Second, the ASBCA rejected the government’s argument that AAG’s notice of appeal was defective because it did not specify whether it intended to appeal to the ASBCA or COFC, as is required under the CDA. The Board found AAG had, in fact, selected the ASBCA because one of its emails used the word “appeal,” which indicated its intent to appeal to the Board, rather than the phrase “bring an action,” which applies to cases brought at COFC. See id. at 5-6.  The Board noted this conclusion also was supported by the fact that the government had not advised AAG of its right to pursue an appeal at COFC. See id. at 6.

Important Takeaways

The Board’s decision in Afghan Active Group (AAG) is a reminder of a few simple, but important points that should be considered when contemplating a CDA appeal to the ASBCA:

  • To avoid jurisdictional-timeliness disputes at the Board, the best practice is to: (1) file a formal notice of appeal at the ASBCA within 90-days of receiving a CO’s final decision, and (2) after filing an appeal at the Board, promptly provide a copy of the notice to the CO.
  • Even if a contractor is unsure about appealing a CO’s final decision to the Board within 90 days, it still has substantially more time to pursue an action at COFC (i.e., 12 months from receipt of the CO’s final decision).  In other words, all may not be lost if a contractor cannot decide whether to appeal a CO’s decision within the Board’s 90-day timeframe.
  • Upon receiving a CO’s final decision, contractors who are still mulling an appeal to the ASBCA may consider making a timely written submission to the CO that “expresses dissatisfaction” with the decision and indicates “an intention to appeal the decision” to the ASBCA.  Although there is no guarantee the Board will take jurisdiction based solely upon such a submission, it may help the contractor overcome a government motion to dismiss like the one filed in Afghan Active Group (AAG). (Note: contractors who are undecided about whether they want to appeal to the ASBCA or to COFC should be careful not to make what could be considered a binding forum election.
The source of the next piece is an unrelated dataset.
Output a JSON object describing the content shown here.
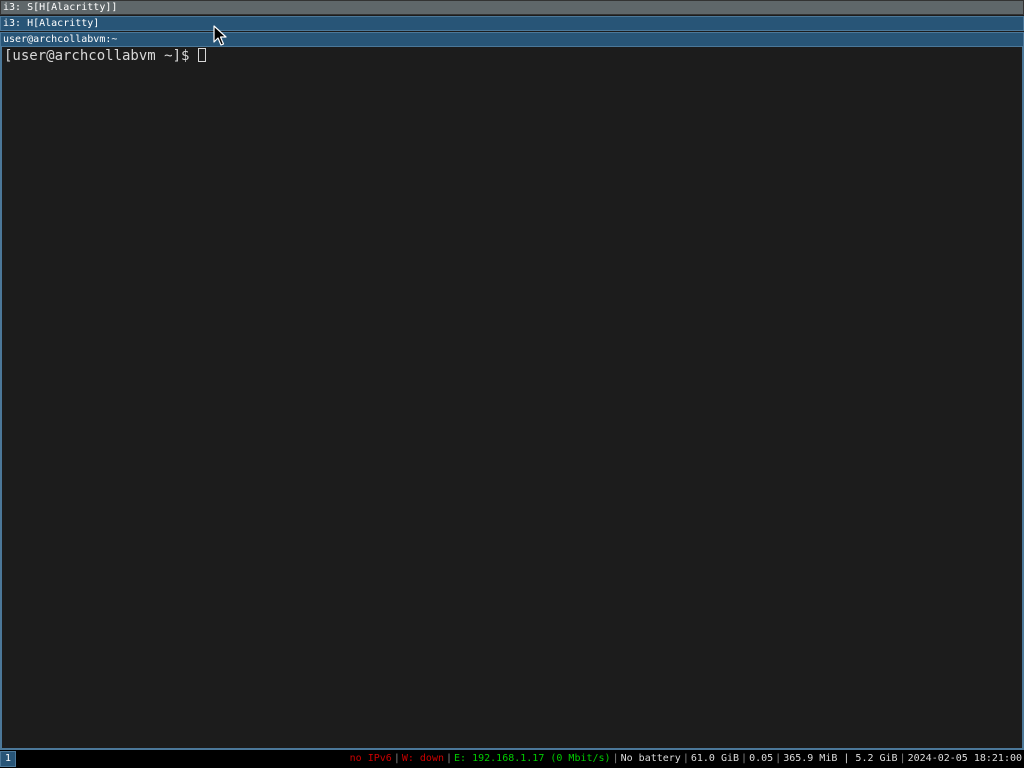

If a contractor is unsure about whether to proceed at the Board or at COFC, it is best to consult with counsel and make an informed and timely appeal to the forum of its choice).
  • If a contractor wants to file what would otherwise be an untimely notice of appeal at the ASCBA, it may consider referencing and/or attaching any prior written notice(s) made to the CO that expressed an intention to file an ASBCA appeal. Although this approach also is not guaranteed to succeed, it could help the contractor preempt a motion to dismiss for lack of jurisdiction by the government.